6. The nucleic acid molecule of claim 5, wherein the promoter sequence is a retinal progenitor or glia-specific promoter.

7. The nucleic acid molecule of claim 6, wherein the glia-specific promoter is HES1 or RLBP1.

8. A method for inducing photoreceptor regeneration in a retina comprising: administering to a retina the nucleic acid molecule of claim 1, wherein expression of the nucleic acid molecule stimulates regeneration of photoreceptors from retinal Muller glia (MG).

9. The method of claim 8, wherein the retina is in a mammalian subject.

10. The method of claim 9, wherein the photoreceptors express one or more markers selected from RXRG, Recoverin, OTX2, and ARR3.

11. The method of claim 9, wherein the subject is treated for disease, damage or degeneration of the retina.

12. The method of claim 9, wherein the subject is an adult.

13. The method of claim 8, wherein a vector comprises the nucleic acid molecule.

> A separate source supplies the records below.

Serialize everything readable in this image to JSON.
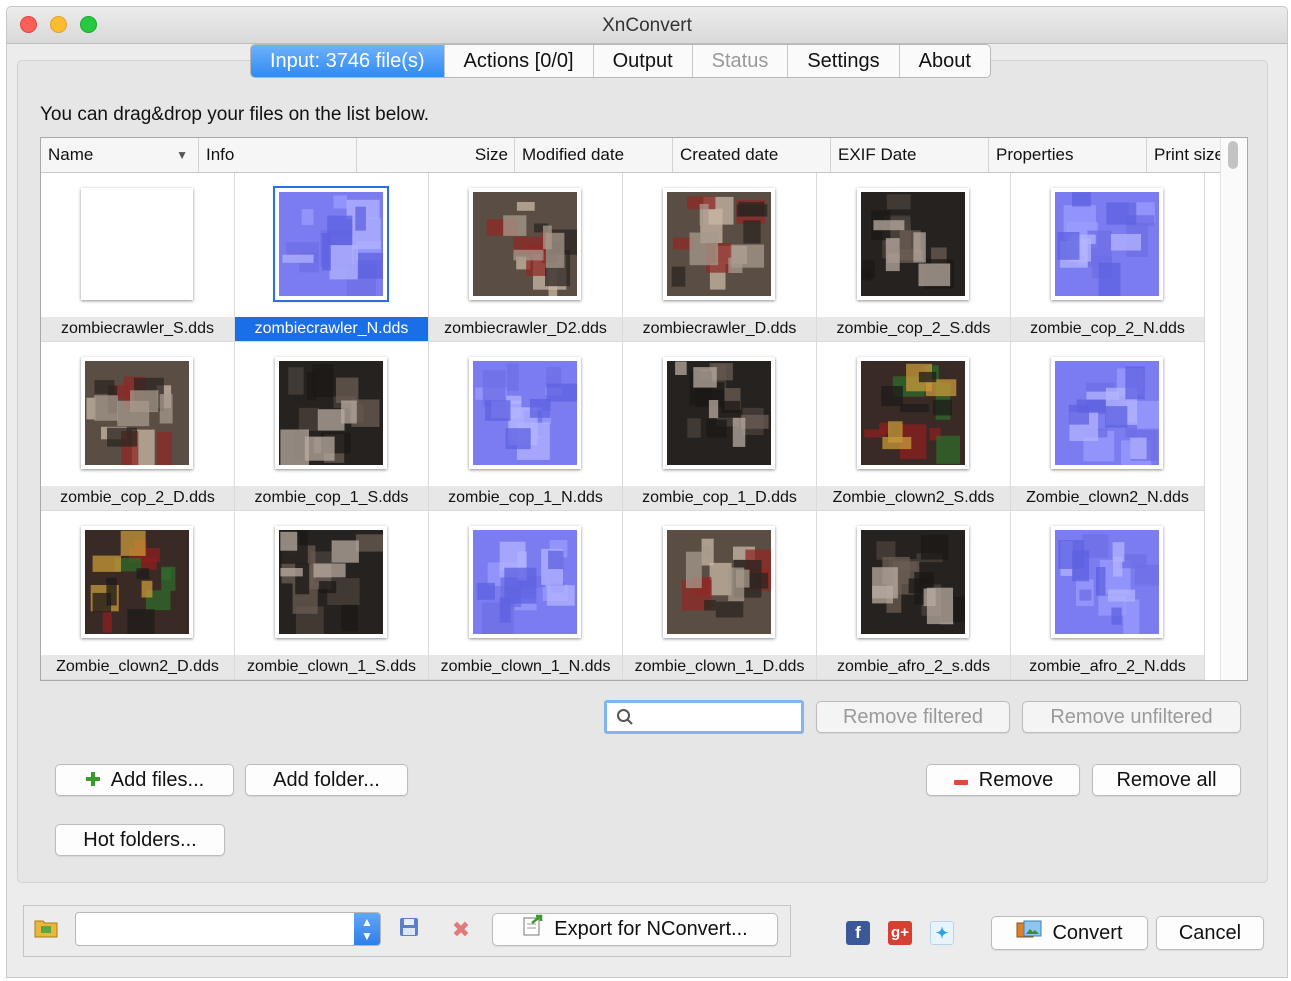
{
  "window": {
    "title": "XnConvert"
  },
  "tabs": [
    {
      "label": "Input: 3746 file(s)",
      "state": "active"
    },
    {
      "label": "Actions [0/0]",
      "state": "normal"
    },
    {
      "label": "Output",
      "state": "normal"
    },
    {
      "label": "Status",
      "state": "disabled"
    },
    {
      "label": "Settings",
      "state": "normal"
    },
    {
      "label": "About",
      "state": "normal"
    }
  ],
  "input": {
    "hint": "You can drag&drop your files on the list below.",
    "columns": [
      {
        "label": "Name",
        "sort_icon": "sort-down-icon"
      },
      {
        "label": "Info"
      },
      {
        "label": "Size"
      },
      {
        "label": "Modified date"
      },
      {
        "label": "Created date"
      },
      {
        "label": "EXIF Date"
      },
      {
        "label": "Properties"
      },
      {
        "label": "Print size"
      }
    ],
    "files": [
      {
        "name": "zombiecrawler_S.dds",
        "kind": "white"
      },
      {
        "name": "zombiecrawler_N.dds",
        "kind": "normal",
        "selected": true
      },
      {
        "name": "zombiecrawler_D2.dds",
        "kind": "diffuse"
      },
      {
        "name": "zombiecrawler_D.dds",
        "kind": "diffuse"
      },
      {
        "name": "zombie_cop_2_S.dds",
        "kind": "dark"
      },
      {
        "name": "zombie_cop_2_N.dds",
        "kind": "normal"
      },
      {
        "name": "zombie_cop_2_D.dds",
        "kind": "diffuse"
      },
      {
        "name": "zombie_cop_1_S.dds",
        "kind": "dark"
      },
      {
        "name": "zombie_cop_1_N.dds",
        "kind": "normal"
      },
      {
        "name": "zombie_cop_1_D.dds",
        "kind": "dark"
      },
      {
        "name": "Zombie_clown2_S.dds",
        "kind": "clown"
      },
      {
        "name": "Zombie_clown2_N.dds",
        "kind": "normal"
      },
      {
        "name": "Zombie_clown2_D.dds",
        "kind": "clown"
      },
      {
        "name": "zombie_clown_1_S.dds",
        "kind": "dark"
      },
      {
        "name": "zombie_clown_1_N.dds",
        "kind": "normal"
      },
      {
        "name": "zombie_clown_1_D.dds",
        "kind": "diffuse"
      },
      {
        "name": "zombie_afro_2_s.dds",
        "kind": "dark"
      },
      {
        "name": "zombie_afro_2_N.dds",
        "kind": "normal"
      }
    ],
    "search": {
      "value": "",
      "placeholder": ""
    },
    "remove_filtered_label": "Remove filtered",
    "remove_unfiltered_label": "Remove unfiltered",
    "add_files_label": "Add files...",
    "add_folder_label": "Add folder...",
    "remove_label": "Remove",
    "remove_all_label": "Remove all",
    "hot_folders_label": "Hot folders..."
  },
  "footer": {
    "preset_value": "",
    "export_label": "Export for NConvert...",
    "convert_label": "Convert",
    "cancel_label": "Cancel"
  },
  "colors": {
    "accent": "#2f8af3",
    "selection": "#1a6ee8",
    "normal_map": "#7b7cf0",
    "remove_icon": "#e0463c",
    "add_icon": "#3b9a2e"
  }
}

14. The method of claim 13, wherein the vector is a non-viral vector or a viral vector.

15. The method of claim 14, wherein the viral vector is an adeno-associated viral (AAV) vector or a lentiviral vector.

16. The method of claim 8, wherein the nucleic acid molecule further comprises a promoter sequence in operable linkage with the nucleic acid sequence encoding the ASCL1 and one or more additional transcription factors.

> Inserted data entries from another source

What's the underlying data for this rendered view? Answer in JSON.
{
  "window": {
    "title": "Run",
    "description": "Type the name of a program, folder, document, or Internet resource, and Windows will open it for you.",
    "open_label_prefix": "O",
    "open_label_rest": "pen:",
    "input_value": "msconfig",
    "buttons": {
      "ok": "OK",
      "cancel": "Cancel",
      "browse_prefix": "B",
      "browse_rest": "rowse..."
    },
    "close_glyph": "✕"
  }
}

17. The method of claim 16, wherein the promoter is a retinal or glia-specific promoter.

18. The method of claim 17, wherein the glia-specific promoter is HES1.

19. The method of claim 9, wherein the administering to the retina is intravitreal or subretinal injection.

20. The method of claim 8, wherein the ASCL1 and one or more additional transcription factors are expressed as a fusion protein.